Nesse sentido é que se pode dizer que todas as manifestações culturais do homem através dos tempos, as mais longínquas que sejam, apresentam-se como contribuições efetivas à constituição da antropologia. O aprimoramento da navegação, por exemplo, significou o aumento das possibilidades de relações interculturais, a difusão de idéias e a soma de aprendizagem. “O desenvolvimento da antropologia cultural deveu-se principalmente às grandes descobertas marítimas. Durante o século XVI a Europa foi invadida por escritos e crônicas a respeito dos povos até então desconhecidos.” (MELLO, 2009, p. 187).

Em resumo, incansáveis viajantes e diligentes observadores, ambos possuídos de luminar confiança em seu destino, fosse este secular ou religioso, discorreram sobre o tema de sempre: afinidades e diferenças entre os homens e seus mundos sociais e culturais. E se as idéias preconcebidas, as considerações precipitadas e um forte sabor passional, de humildade ou de infantilismo permeiam o conteúdo das páginas escritas, nem por isso deixam seus lugares de honra. (BARBACHANO, 1965, p. 159).

Interessante observar como a antropologia, ao longo de sua formação, passou a possuir forte relação com os deslocamentos e/ou com as viagens. Clifford (1998) aponta que ao fim do século XIX, nada garantia, a priori, o status do etnógrafo como o melhor intérprete da vida nativa – em oposição ao viajante, e especialmente ao missionário e ao administrador, alguns dos quais haviam estado no campo por muito mais tempo e possuíam melhores contatos e mais habilidade na língua nativa.
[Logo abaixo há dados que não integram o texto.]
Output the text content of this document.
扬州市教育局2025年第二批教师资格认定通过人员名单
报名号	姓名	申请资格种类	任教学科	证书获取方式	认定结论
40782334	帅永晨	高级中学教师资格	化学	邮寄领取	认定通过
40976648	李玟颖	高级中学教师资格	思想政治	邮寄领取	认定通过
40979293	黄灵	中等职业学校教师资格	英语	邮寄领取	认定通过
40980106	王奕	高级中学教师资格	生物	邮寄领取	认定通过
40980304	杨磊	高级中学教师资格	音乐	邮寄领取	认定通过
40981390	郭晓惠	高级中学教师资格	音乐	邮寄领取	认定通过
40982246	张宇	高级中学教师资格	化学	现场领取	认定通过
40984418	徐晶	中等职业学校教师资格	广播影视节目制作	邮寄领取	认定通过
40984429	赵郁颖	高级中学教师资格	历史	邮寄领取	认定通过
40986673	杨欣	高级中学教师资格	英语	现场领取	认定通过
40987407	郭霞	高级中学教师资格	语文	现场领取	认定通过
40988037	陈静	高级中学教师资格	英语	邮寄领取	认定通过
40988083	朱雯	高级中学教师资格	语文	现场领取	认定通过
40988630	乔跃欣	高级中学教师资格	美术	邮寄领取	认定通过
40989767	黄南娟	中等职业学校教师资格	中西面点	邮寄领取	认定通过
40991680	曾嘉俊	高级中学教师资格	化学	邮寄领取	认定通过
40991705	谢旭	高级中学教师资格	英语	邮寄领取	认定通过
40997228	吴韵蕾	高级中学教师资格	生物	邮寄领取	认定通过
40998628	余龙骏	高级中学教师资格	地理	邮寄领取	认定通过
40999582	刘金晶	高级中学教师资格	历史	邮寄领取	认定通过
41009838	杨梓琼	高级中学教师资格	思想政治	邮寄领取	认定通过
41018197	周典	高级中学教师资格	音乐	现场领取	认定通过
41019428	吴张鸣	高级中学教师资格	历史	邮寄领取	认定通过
Foi a partir de Malinowski (década de 1920 até a primeira metade do século XX) que a legitimação do pesquisador de campo se efetivou com uma nova fusão de teoria geral com pesquisa empírica, de análise cultural com descrição etnográfica. “As abstrações antropológicas, para serem válidas, deviam estar baseadas, sempre que possível, em descrições culturais intensivas feitas por acadêmicos qualificados. [...] o novo estilo havia se tornado popular, sendo institucionalizado e materializado em práticas textuais específicas”. (CLIFFORD, 1998, p. 21). A observação participante passa a ser o método de pesquisa característico da antropologia – tornando inseparável a sua relação com as viagens e/ou com os deslocamentos do antropólogo, sejam geográficos, de pontos de vista ou conceituais.
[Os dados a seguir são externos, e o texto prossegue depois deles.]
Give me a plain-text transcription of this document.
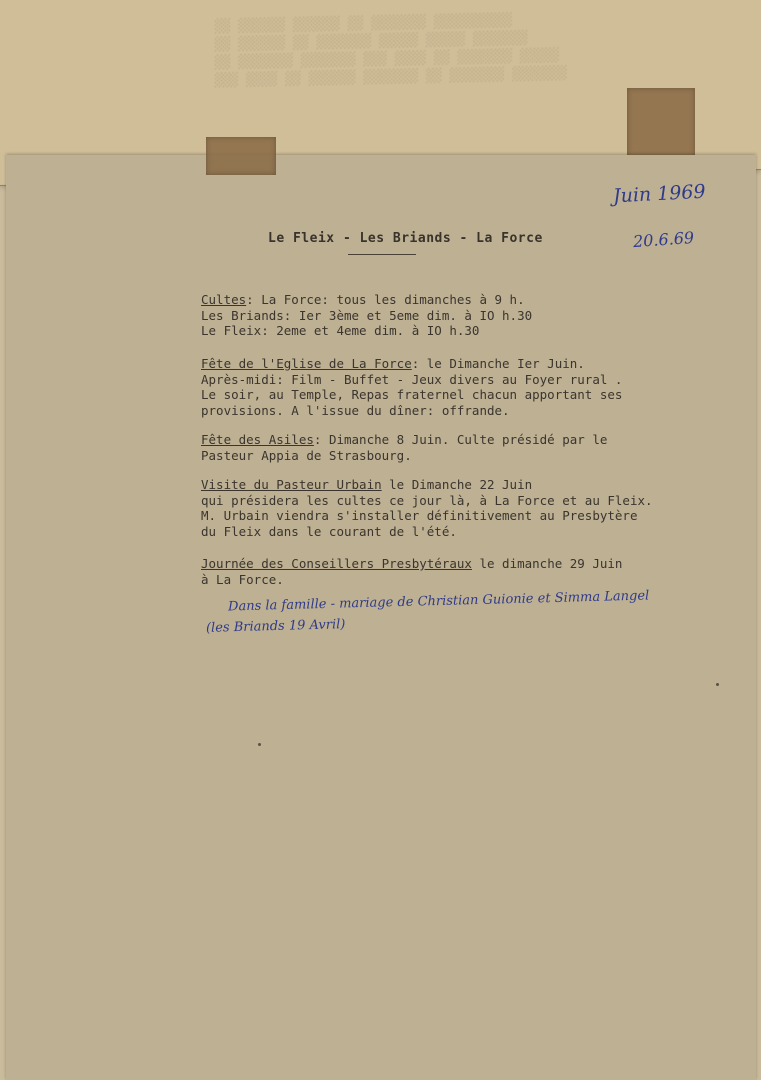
░░░ ░░░░ ░░ ░░░░░░ ░░░░░░░ ░░ ░░░░░░░ ░░░░░░░
░░ ░░░░░░░ ░░░░░░░ ░░░ ░░░░ ░░ ░░░░░░░ ░░░░░
░░ ░░░░░░ ░░ ░░░░░░░ ░░░░░ ░░░░░ ░░░░░░░
░░ ░░░░░░ ░░░░░░ ░░ ░░░░░░░ ░░░░░░░░░░
Juin 1969
20.6.69
Le Fleix - Les Briands - La Force
Cultes: La Force: tous les dimanches à 9 h.
Les Briands: Ier 3ème et 5eme dim. à IO h.30
Le Fleix: 2eme et 4eme dim. à IO h.30
Fête de l'Eglise de La Force: le Dimanche Ier Juin.
Après-midi: Film - Buffet - Jeux divers au Foyer rural .
Le soir, au Temple, Repas fraternel chacun apportant ses
provisions. A l'issue du dîner: offrande.
Fête des Asiles: Dimanche 8 Juin. Culte présidé par le
Pasteur Appia de Strasbourg.
Visite du Pasteur Urbain le Dimanche 22 Juin
qui présidera les cultes ce jour là, à La Force et au Fleix.
M. Urbain viendra s'installer définitivement au Presbytère
du Fleix dans le courant de l'été.
Journée des Conseillers Presbytéraux le dimanche 29 Juin
à La Force.
Dans la famille - mariage de Christian Guionie et Simma Langel
(les Briands 19 Avril)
A observação participante obriga seus praticantes a experimentar, tanto em termos físicos quanto intelectuais, as vicissitudes da tradução. Ela requer um árduo aprendizado lingüístico, algum grau de envolvimento direto e conversação, e freqüentemente um “desarranjo” das expectativas pessoais e culturais. [...] A experiência real, cercada como é pelas contingências, raramente sobrevive a esse ideal; mas como meio de produzir conhecimento a partir de um intenso envolvimento intersubjetivo, a prática da etnografia mantém um certo status exemplar. [...] O desenvolvimento da ciência etnográfica não pode, em última análise, ser compreendido em separado de um debate político-epistemológico mais geral sobre a escrita e a representação da alteridade. [...] deve-se ter em mente o fato de que a etnografia está, do começo ao fim, imersa na escrita. Esta escrita inclui, no mínimo, uma tradução da experiência para a forma textual. (CLIFFORD, 1998, p. 20-21).
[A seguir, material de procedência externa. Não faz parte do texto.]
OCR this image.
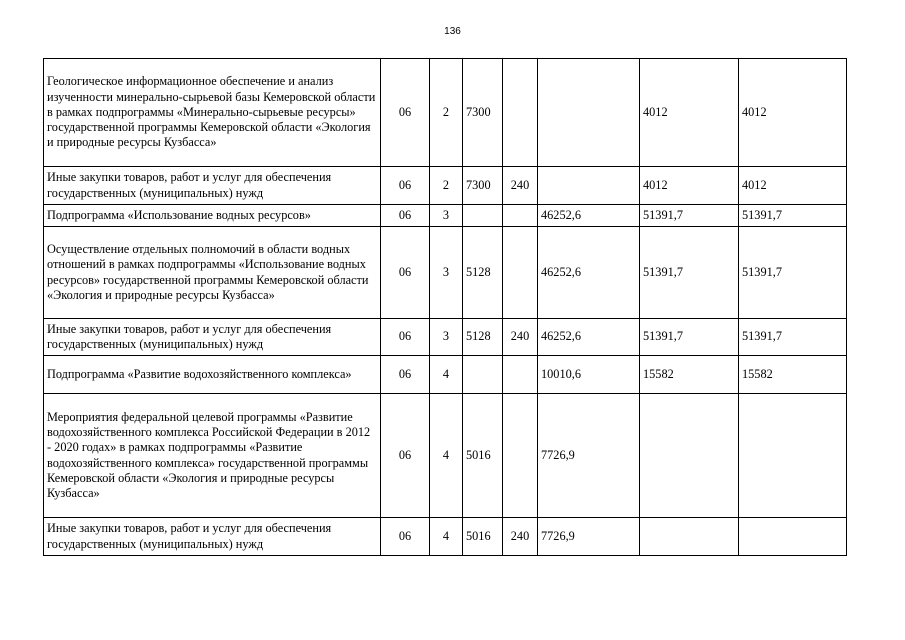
136
Геологическое информационное обеспечение и анализ изученности минерально-сырьевой базы Кемеровской области в рамках подпрограммы «Минерально-сырьевые ресурсы» государственной программы Кемеровской области «Экология и природные ресурсы Кузбасса»	06	2	7300			4012	4012
Иные закупки товаров, работ и услуг для обеспечения государственных (муниципальных) нужд	06	2	7300	240		4012	4012
Подпрограмма «Использование водных ресурсов»	06	3			46252,6	51391,7	51391,7
Осуществление отдельных полномочий в области водных отношений в рамках подпрограммы «Использование водных ресурсов» государственной программы Кемеровской области «Экология и природные ресурсы Кузбасса»	06	3	5128		46252,6	51391,7	51391,7
Иные закупки товаров, работ и услуг для обеспечения государственных (муниципальных) нужд	06	3	5128	240	46252,6	51391,7	51391,7
Подпрограмма «Развитие водохозяйственного комплекса»	06	4			10010,6	15582	15582
Мероприятия федеральной целевой программы «Развитие водохозяйственного комплекса Российской Федерации в 2012 - 2020 годах» в рамках подпрограммы «Развитие водохозяйственного комплекса» государственной программы Кемеровской области «Экология и природные ресурсы Кузбасса»	06	4	5016		7726,9		
Иные закупки товаров, работ и услуг для обеспечения государственных (муниципальных) нужд	06	4	5016	240	7726,9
A discussão que se segue propõe abordar brevemente as possíveis contribuições de alguns dos autores da teoria antropológica contemporânea para a compreensão de algumas questões do fenômeno turístico na atualidade. Se no passado, os relatos dos viajantes contribuíram para a formação da antropologia, como a antropologia contemporânea pode contribuir para a compreensão das viagens turísticas? Como o debate antropológico atual pode contribuir nas discussões sobre a gestão do turismo? Ou ainda, quais são as luzes que a antropologia atual pode lançar sobre as relações que ocorrem entre turistas e ‘nativos’? Será que há ainda espaço para os atuais relatos e experiências dos viajantes também serem levados a sério no debate antropológico contemporâneo?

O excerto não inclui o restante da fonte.